Koyena Pal, David Bau, Chandan Singh
TL;DR
The paper investigates whether chain-of-thought explanations generalize across large reasoning models by formalizing cross-model generalization as cross-model consistency. It introduces four CoT elicitation modes (Empty, Default, Transfer, Ensemble) and a sentence-level ensembling strategy, showing that CoTs can increase cross-model consistency even when the explanations lead to incorrect answers. Human studies reveal that more generalizable CoTs align with user preferences, and reinforcement-learning post-training further enhances cross-model consistency, though not always transfer accuracy. The work provides a practical framework and actionable techniques for evaluating and enhancing generalizable CoTs, with implications for AI-assisted discovery, education, and safety-driven model supervision.
Abstract
Large reasoning models (LRMs) produce a textual chain of thought (CoT) in the process of solving a problem, which serves as a potentially powerful tool to understand the problem by surfacing a human-readable, natural-language explanation.

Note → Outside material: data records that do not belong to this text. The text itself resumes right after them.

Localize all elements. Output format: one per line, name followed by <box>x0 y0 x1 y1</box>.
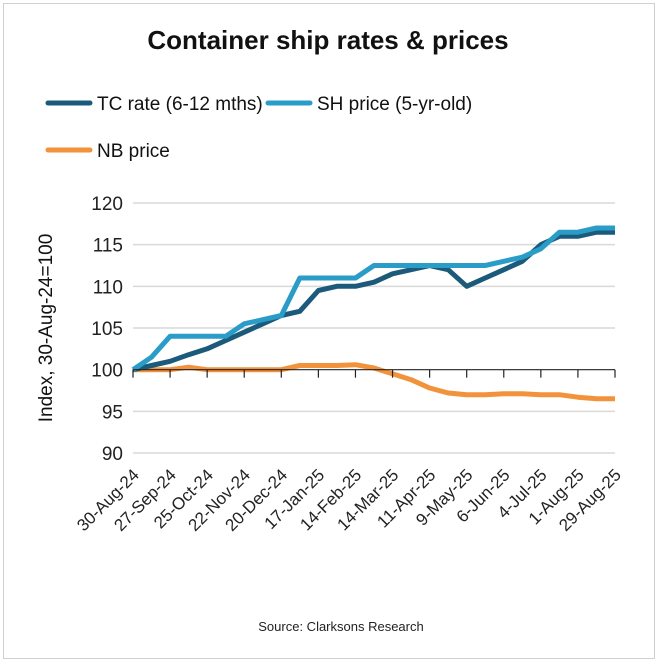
y-tick-label: 95 <box>102 402 123 423</box>
y-tick-label: 120 <box>91 194 123 215</box>
series-line-sh <box>131 225 615 372</box>
y-tick-label: 90 <box>102 444 123 465</box>
legend-label: NB price <box>97 141 170 162</box>
y-tick-label: 110 <box>93 277 123 298</box>
y-tick-label: 115 <box>93 236 123 257</box>
gridlines <box>133 202 615 454</box>
chart-title: Container ship rates & prices <box>147 25 508 55</box>
legend-label: SH price (5-yr-old) <box>317 94 472 115</box>
source-note: Source: Clarksons Research <box>258 619 423 634</box>
y-tick-label: 100 <box>91 361 123 382</box>
chart-frame <box>3 3 655 659</box>
series-line-tc <box>132 229 615 373</box>
series-lines <box>131 225 615 402</box>
legend: TC rate (6-12 mths) SH price (5-yr-old) NB… <box>45 94 472 162</box>
y-axis-label: Index, 30-Aug-24=100 <box>36 234 57 423</box>
y-axis-ticks: 90 95 100 105 110 115 120 <box>91 194 123 465</box>
y-tick-label: 105 <box>91 319 123 340</box>
legend-label: TC rate (6-12 mths) <box>97 94 263 115</box>
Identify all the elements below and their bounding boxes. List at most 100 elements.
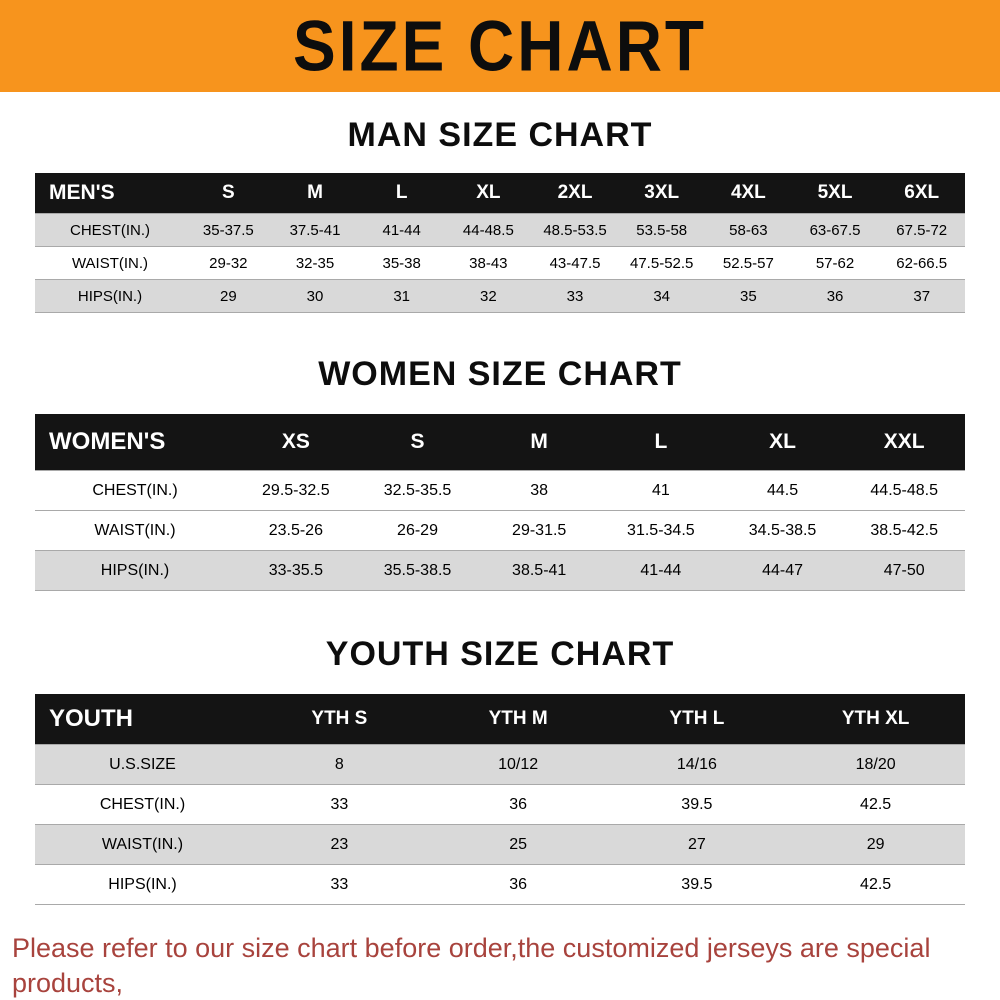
table-cell: 14/16	[676, 755, 717, 773]
size-column-header: YTH L	[669, 708, 725, 729]
table-header-row: MEN'S S M L XL 2XL 3XL 4XL 5XL 6XL	[35, 173, 965, 213]
size-column-header: YTH S	[311, 708, 368, 729]
table-cell: 29-32	[209, 254, 248, 272]
table-cell: 47-50	[883, 561, 925, 579]
table-cell: 33	[566, 287, 584, 305]
size-column-header: YTH XL	[841, 708, 910, 729]
row-label: CHEST(IN.)	[70, 221, 150, 239]
table-cell: 57-62	[815, 254, 855, 272]
row-label: WAIST(IN.)	[101, 835, 184, 853]
table-cell: 38	[530, 481, 549, 499]
table-cell: 26-29	[397, 521, 438, 539]
size-column-header: YTH M	[488, 708, 548, 729]
row-label: CHEST(IN.)	[92, 481, 178, 499]
table-row: CHEST(IN.) 35-37.5 37.5-41 41-44 44-48.5 48.5…	[35, 213, 965, 246]
row-label: U.S.SIZE	[109, 755, 176, 773]
table-cell: 44-48.5	[462, 221, 514, 239]
table-cell: 34	[653, 287, 671, 305]
table-corner-label: YOUTH	[49, 705, 133, 732]
table-cell: 43-47.5	[549, 254, 601, 272]
size-column-header: M	[307, 182, 323, 203]
size-column-header: 2XL	[557, 182, 593, 203]
table-cell: 36	[509, 795, 528, 813]
size-chart-banner: SIZE CHART	[0, 0, 1000, 92]
table-cell: 23	[330, 835, 349, 853]
table-cell: 35	[740, 287, 757, 305]
size-column-header: 6XL	[904, 182, 940, 203]
table-cell: 29.5-32.5	[262, 481, 330, 499]
table-cell: 27	[687, 835, 706, 853]
table-corner-label: MEN'S	[49, 181, 115, 204]
table-cell: 10/12	[498, 755, 539, 773]
table-cell: 30	[306, 287, 324, 305]
table-cell: 41-44	[382, 221, 421, 239]
table-cell: 42.5	[860, 875, 892, 893]
table-cell: 67.5-72	[896, 221, 948, 239]
size-column-header: 5XL	[817, 182, 853, 203]
table-cell: 25	[509, 835, 528, 853]
table-cell: 29	[219, 287, 237, 305]
table-cell: 37.5-41	[289, 221, 341, 239]
men-size-table: MEN'S S M L XL 2XL 3XL 4XL 5XL 6XL CHEST(IN.) 35-37…	[35, 173, 965, 313]
row-label: WAIST(IN.)	[94, 521, 176, 539]
table-cell: 35-38	[382, 254, 421, 272]
table-cell: 29-31.5	[512, 521, 567, 539]
table-cell: 31	[393, 287, 411, 305]
table-cell: 44.5	[766, 481, 799, 499]
table-row: HIPS(IN.) 33-35.5 35.5-38.5 38.5-41 41-44 44-…	[35, 550, 965, 590]
table-cell: 38.5-42.5	[870, 521, 938, 539]
size-column-header: L	[395, 182, 408, 203]
size-column-header: M	[530, 430, 548, 453]
women-section-heading: WOMEN SIZE CHART	[318, 355, 682, 393]
table-cell: 41	[651, 481, 670, 499]
table-row: CHEST(IN.) 29.5-32.5 32.5-35.5 38 41 44.5 44.5…	[35, 470, 965, 510]
row-label: CHEST(IN.)	[99, 795, 186, 813]
table-cell: 32-35	[295, 254, 335, 272]
row-label: WAIST(IN.)	[71, 254, 149, 272]
table-cell: 34.5-38.5	[748, 521, 817, 539]
table-cell: 8	[334, 755, 344, 773]
size-column-header: L	[654, 430, 668, 453]
table-cell: 58-63	[729, 221, 768, 239]
table-cell: 39.5	[681, 875, 713, 893]
table-cell: 33	[330, 795, 349, 813]
row-label: HIPS(IN.)	[77, 287, 143, 305]
table-cell: 38.5-41	[512, 561, 567, 579]
size-column-header: S	[410, 430, 425, 453]
table-cell: 32.5-35.5	[383, 481, 452, 499]
men-section-heading: MAN SIZE CHART	[347, 116, 653, 154]
size-column-header: 4XL	[730, 182, 766, 203]
table-row: WAIST(IN.) 23 25 27 29	[35, 824, 965, 864]
table-cell: 35-37.5	[202, 221, 254, 239]
table-cell: 38-43	[469, 254, 508, 272]
table-cell: 44.5-48.5	[870, 481, 938, 499]
table-cell: 18/20	[855, 755, 896, 773]
table-cell: 39.5	[681, 795, 713, 813]
order-policy-note: Please refer to our size chart before or…	[12, 931, 990, 1000]
table-cell: 31.5-34.5	[627, 521, 695, 539]
size-column-header: 3XL	[644, 182, 680, 203]
table-cell: 48.5-53.5	[543, 221, 607, 239]
table-cell: 33-35.5	[268, 561, 323, 579]
table-row: CHEST(IN.) 33 36 39.5 42.5	[35, 784, 965, 824]
table-cell: 37	[913, 287, 931, 305]
table-cell: 35.5-38.5	[383, 561, 452, 579]
youth-section-heading: YOUTH SIZE CHART	[325, 635, 675, 673]
size-column-header: XL	[769, 430, 796, 453]
table-cell: 33	[330, 875, 349, 893]
row-label: HIPS(IN.)	[100, 561, 170, 579]
table-corner-label: WOMEN'S	[49, 428, 166, 455]
table-cell: 42.5	[860, 795, 892, 813]
table-header-row: WOMEN'S XS S M L XL XXL	[35, 414, 965, 470]
page-title: SIZE CHART	[293, 5, 707, 87]
size-column-header: S	[221, 182, 235, 203]
table-cell: 44-47	[762, 561, 803, 579]
table-cell: 41-44	[640, 561, 682, 579]
table-cell: 63-67.5	[809, 221, 861, 239]
row-label: HIPS(IN.)	[108, 875, 177, 893]
women-size-table: WOMEN'S XS S M L XL XXL CHEST(IN.) 29.5-32.5 32.5…	[35, 414, 965, 591]
size-column-header: XS	[281, 430, 310, 453]
table-cell: 36	[509, 875, 528, 893]
table-cell: 29	[866, 835, 885, 853]
table-cell: 47.5-52.5	[630, 254, 694, 272]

However, it is unclear whether these explanations generalize, i.e. whether they capture general patterns about the underlying problem rather than patterns which are esoteric to the LRM. This is a crucial question in understanding or discovering new concepts, e.g. in AI for science. We study this generalization question by evaluating a specific notion of generalizability: whether explanations produced by one LRM induce the same behavior when given to other LRMs. We find that CoT explanations often exhibit this form of generalization (i.e. they increase consistency between LRMs) and that this increased generalization is correlated with human preference rankings and post-training with reinforcement learning. We further analyze the conditions under which explanations yield consistent answers and propose a straightforward, sentence-level ensembling strategy that improves consistency. Taken together, these results prescribe caution when using LRM explanations to yield new insights and outline a framework for characterizing LRM explanation generalization.